The book has three sections. In the first, Roberto Losso and Lea S. de
Setton narrate Pichon Rivière’s biography relating elements of his life
to his subsequent work. In the second part, the editors present several
original texts of Pichon Rivière that demonstrate his multiplicity of
interests, covering classic psychiatry, dynamic psychiatry,
psychoanalysis, as well as group psychotherapy, family and couple
psychotherapy, social psychology, and applied psychoanalysis. These
writings testify to Pichon Rivière as an original thinker, years ahead
of his time.
In the third part, several commentators discuss Pichon Rivière’s and
clinical practice.

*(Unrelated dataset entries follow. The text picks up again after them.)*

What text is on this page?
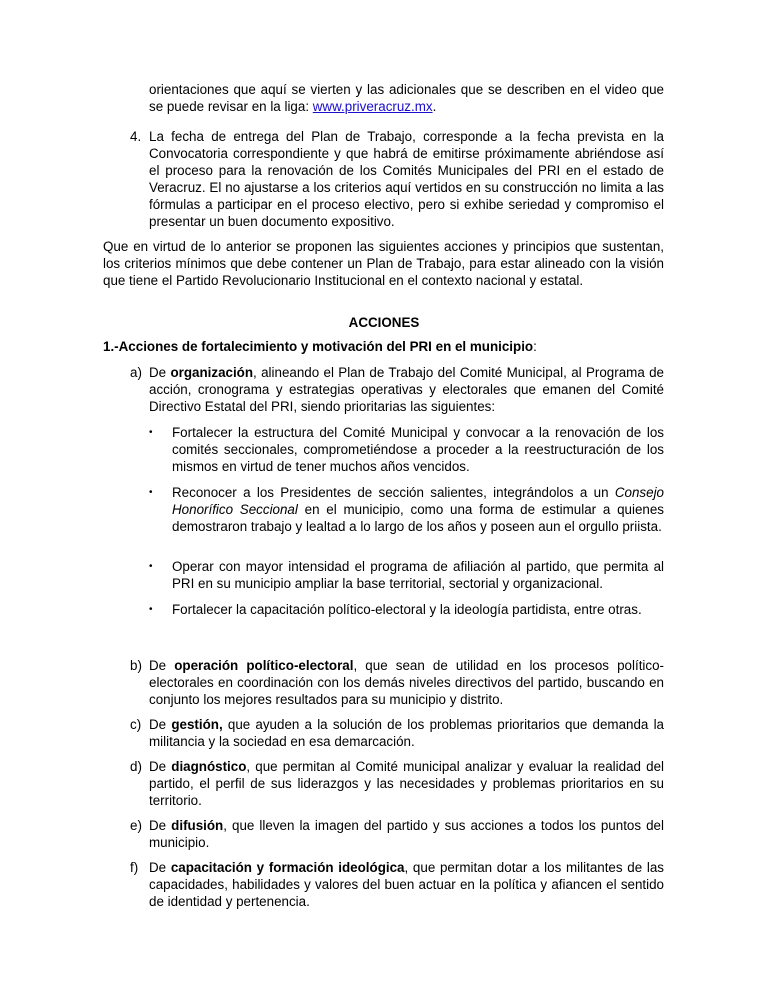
orientaciones que aquí se vierten y las adicionales que se describen en el video que se puede revisar en la liga: www.priveracruz.mx.

4. La fecha de entrega del Plan de Trabajo, corresponde a la fecha prevista en la Convocatoria correspondiente y que habrá de emitirse próximamente abriéndose así el proceso para la renovación de los Comités Municipales del PRI en el estado de Veracruz. El no ajustarse a los criterios aquí vertidos en su construcción no limita a las fórmulas a participar en el proceso electivo, pero si exhibe seriedad y compromiso el presentar un buen documento expositivo.

Que en virtud de lo anterior se proponen las siguientes acciones y principios que sustentan, los criterios mínimos que debe contener un Plan de Trabajo, para estar alineado con la visión que tiene el Partido Revolucionario Institucional en el contexto nacional y estatal.

ACCIONES
1.-Acciones de fortalecimiento y motivación del PRI en el municipio:
a) De organización, alineando el Plan de Trabajo del Comité Municipal, al Programa de acción, cronograma y estrategias operativas y electorales que emanen del Comité Directivo Estatal del PRI, siendo prioritarias las siguientes:

• Fortalecer la estructura del Comité Municipal y convocar a la renovación de los comités seccionales, comprometiéndose a proceder a la reestructuración de los mismos en virtud de tener muchos años vencidos.

• Reconocer a los Presidentes de sección salientes, integrándolos a un Consejo Honorífico Seccional en el municipio, como una forma de estimular a quienes demostraron trabajo y lealtad a lo largo de los años y poseen aun el orgullo priista.

• Operar con mayor intensidad el programa de afiliación al partido, que permita al PRI en su municipio ampliar la base territorial, sectorial y organizacional.

• Fortalecer la capacitación político-electoral y la ideología partidista, entre otras.

b) De operación político-electoral, que sean de utilidad en los procesos político-electorales en coordinación con los demás niveles directivos del partido, buscando en conjunto los mejores resultados para su municipio y distrito.

c) De gestión, que ayuden a la solución de los problemas prioritarios que demanda la militancia y la sociedad en esa demarcación.

d) De diagnóstico, que permitan al Comité municipal analizar y evaluar la realidad del partido, el perfil de sus liderazgos y las necesidades y problemas prioritarios en su territorio.

e) De difusión, que lleven la imagen del partido y sus acciones a todos los puntos del municipio.

f) De capacitación y formación ideológica, que permitan dotar a los militantes de las capacidades, habilidades y valores del buen actuar en la política y afiancen el sentido de identidad y pertenencia.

These include Roberto Losso’s contribution, a
panorama of Pichon’s ideas alongside his personal experience as Pichon’s
student. Rosa Jaitin describes the experience of teaching Pichon’s
ideas in Lyon, and in other French cities; René Kaës discusses meeting
Pichon, and offers his translated introduction to the French version of
the complete work of Pichon; Rosa Marcone interviews Ana P. de Quiroga,
Pichon’s life partner for many years and subsequently the director of
the School of Social Psychology that Pichon founded; Alberto Eiguer
narrates an experience with Pichon and his influence on Eiguer’s ideas
and writing; and Vicente Zito Lema gives his vision of Pichon’s work
from sociological and philosophical perspectives. Finally, David Scharff
summarizes Pichon’s major ideas and offers a comparison between these
concepts and object relations theory. The book also includes a glossary
by the editors of Pichon-Rivière’s major concepts and terms.